Multinode Deployment of Kolla

Deploy a registry

A Docker registry is a locally-hosted registry that replaces the need to pull from a public registry to get images. Kolla can function with or without a local registry, however for a multinode deployment some type of local registry is recommended. Only one registry instance needs to be deployed, although HA features exist for registry services.

A very simple registry may be deployed on the current host as follows:

docker run -d \
 --network host \
 --name registry \
 --restart=always \
 -e REGISTRY_HTTP_ADDR=0.0.0.0:4000 \
 -v registry:/var/lib/registry \
 registry:2

Here we are using port 4000 to avoid a conflict with Keystone. If the registry is not running on the same host as Keystone, the -e argument may be omitted.

Edit globals.yml and add the following, where 192.168.1.100:4000 is the IP address and port on which the registry is listening:

docker_registry: 192.168.1.100:4000
docker_registry_insecure: yes

Edit the Inventory File

The ansible inventory file contains all the information needed to determine what services will land on which hosts. Edit the inventory file in the Kolla Ansible directory ansible/inventory/multinode. If Kolla Ansible was installed with pip, it can be found in /usr/share/kolla-ansible.

Add the IP addresses or hostnames to a group and the services associated with that group will land on that host. IP addresses or hostnames must be added to the groups control, network, compute, monitoring and storage. Also, define additional behavioral inventory parameters such as ansible_ssh_user, ansible_become and ansible_private_key_file/ansible_ssh_pass which controls how ansible interacts with remote hosts.

 
Note

Ansible uses SSH to connect the deployment host and target hosts. For more information about SSH authentication please reference Ansible documentation.

# These initial groups are the only groups required to be modified.
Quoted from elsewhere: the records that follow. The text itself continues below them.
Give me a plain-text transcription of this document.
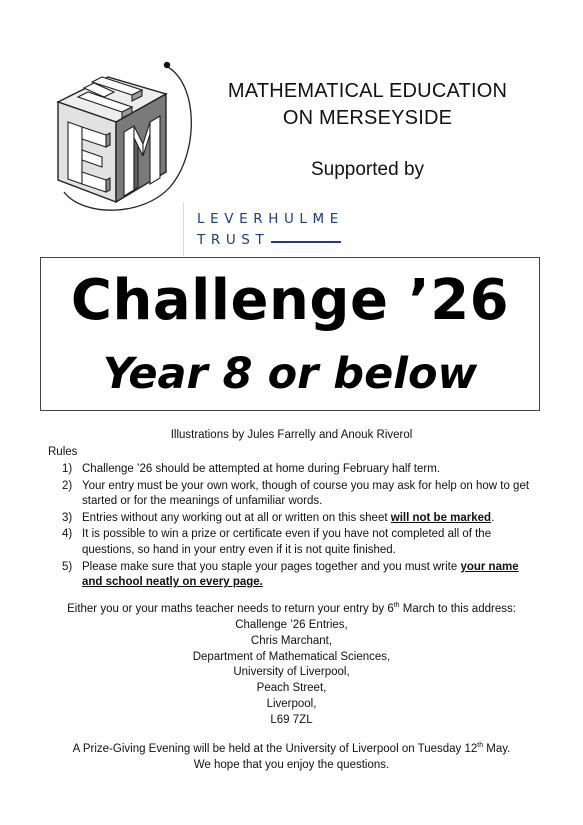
MATHEMATICAL EDUCATION
ON MERSEYSIDE
Supported by
LEVERHULME
TRUST
Challenge ’26
Year 8 or below
Illustrations by Jules Farrelly and Anouk Riverol
Rules
1) Challenge ’26 should be attempted at home during February half term.
2) Your entry must be your own work, though of course you may ask for help on how to get started or for the meanings of unfamiliar words.
3) Entries without any working out at all or written on this sheet will not be marked.
4) It is possible to win a prize or certificate even if you have not completed all of the questions, so hand in your entry even if it is not quite finished.
5) Please make sure that you staple your pages together and you must write your name and school neatly on every page.
Either you or your maths teacher needs to return your entry by 6th March to this address:
Challenge ’26 Entries,
Chris Marchant,
Department of Mathematical Sciences,
University of Liverpool,
Peach Street,
Liverpool,
L69 7ZL
A Prize-Giving Evening will be held at the University of Liverpool on Tuesday 12th May.
We hope that you enjoy the questions.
The
# additional groups are for more control of the environment.
[control]
# These hostname must be resolvable from your deployment host
control01      ansible_ssh_user=<ssh-username> ansible_become=True ansible_private_key_file=<path/to/private-key-file>
192.168.122.24 ansible_ssh_user=<ssh-username> ansible_become=True ansible_private_key_file=<path/to/private-key-file>

 
Note

Additional inventory parameters might be required according to your environment setup. Reference Ansible Documentation for more information.
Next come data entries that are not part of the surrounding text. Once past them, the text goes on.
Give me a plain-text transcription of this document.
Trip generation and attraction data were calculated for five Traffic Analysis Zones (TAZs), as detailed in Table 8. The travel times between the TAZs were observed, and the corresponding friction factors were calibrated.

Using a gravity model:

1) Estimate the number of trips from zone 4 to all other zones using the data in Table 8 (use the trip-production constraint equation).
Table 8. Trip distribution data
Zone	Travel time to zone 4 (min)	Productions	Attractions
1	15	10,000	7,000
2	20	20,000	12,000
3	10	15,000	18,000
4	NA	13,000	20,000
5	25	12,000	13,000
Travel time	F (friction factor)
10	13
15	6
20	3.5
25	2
For more advanced roles, the operator can edit which services will be associated in with each group. Keep in mind that some services have to be grouped together and changing these around can break your deployment:

[kibana:children]
control

[elasticsearch:children]
control

[loadbalancer:children]
network

Host and group variables

Typically, Kolla Ansible configuration is stored in the globals.yml file. Variables in this file apply to all hosts. In an environment with multiple hosts, it may become necessary to have different values for variables for different hosts. A common example of this is for network interface configuration, e.g. api_interface.
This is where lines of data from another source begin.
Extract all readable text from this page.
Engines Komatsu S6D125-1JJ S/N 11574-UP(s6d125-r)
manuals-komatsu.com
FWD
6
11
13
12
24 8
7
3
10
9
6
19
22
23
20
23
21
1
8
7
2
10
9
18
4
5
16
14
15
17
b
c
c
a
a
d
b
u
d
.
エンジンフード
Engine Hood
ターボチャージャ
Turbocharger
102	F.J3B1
Ansible’s host and group variables can be assigned in a variety of ways. Simplest is in the inventory file itself:

# Host with a host variable.
[control]
control01 api_interface=eth3

# Group with a group variable.
[control:vars]
api_interface=eth4

This can quickly start to become difficult to maintain, so it may be preferable to use host_vars or group_vars directories containing YAML files with host or group variables:

inventory/
  group_vars/
    control
  host_vars/
    control01
  multinode

Ansible’s variable precedence rules are quite complex, but it is worth becoming familiar with them if using host and group variables. The playbook group variables in ansible/group_vars/all.yml define global defaults, and these take precedence over variables defined in an inventory file and inventory group_vars/all, but not over inventory group_vars/*. Variables in ‘extra’ files (globals.yml) have the highest precedence, so any variables which must differ between hosts must not be in globals.yml.

Deploying Kolla

 
Note

If there are multiple keepalived clusters running within the same layer 2 network, edit the file /etc/kolla/globals.yml and specify a keepalived_virtual_router_id. The keepalived_virtual_router_id should be unique and belong to the range 0 to 255.

 
Note

If glance is configured to use file as backend, only one glance_api container will be started. file is enabled by default when no other backend is specified in /etc/kolla/globals.yml.

First, check that the deployment targets are in a state where Kolla may deploy to them:

kolla-ansible prechecks -i <path/to/multinode/inventory/file>

 
Note

RabbitMQ doesn’t work with IP addresses, hence the IP address of api_interface should be resolvable by hostnames to make sure that all RabbitMQ Cluster hosts can resolve each others hostnames beforehand.

Run the deployment:

kolla-ansible deploy -i <path/to/multinode/inventory/file>

Validate generated configuration files of enabled services:

kolla-ansible validate-config -i <path/to/multinode/inventory/file>

 
Note

Due to the nature of the configuration generation the validation can currently only be done after the first deployment. For some validations it is necessary to access the running containers. The validation tasks can be found - and altered - in each ansible role under kolla-ansible/ansible/roles/$role/tasks/config_validate.yml. The validation for most openstack services is done by the special role: service-config-validate.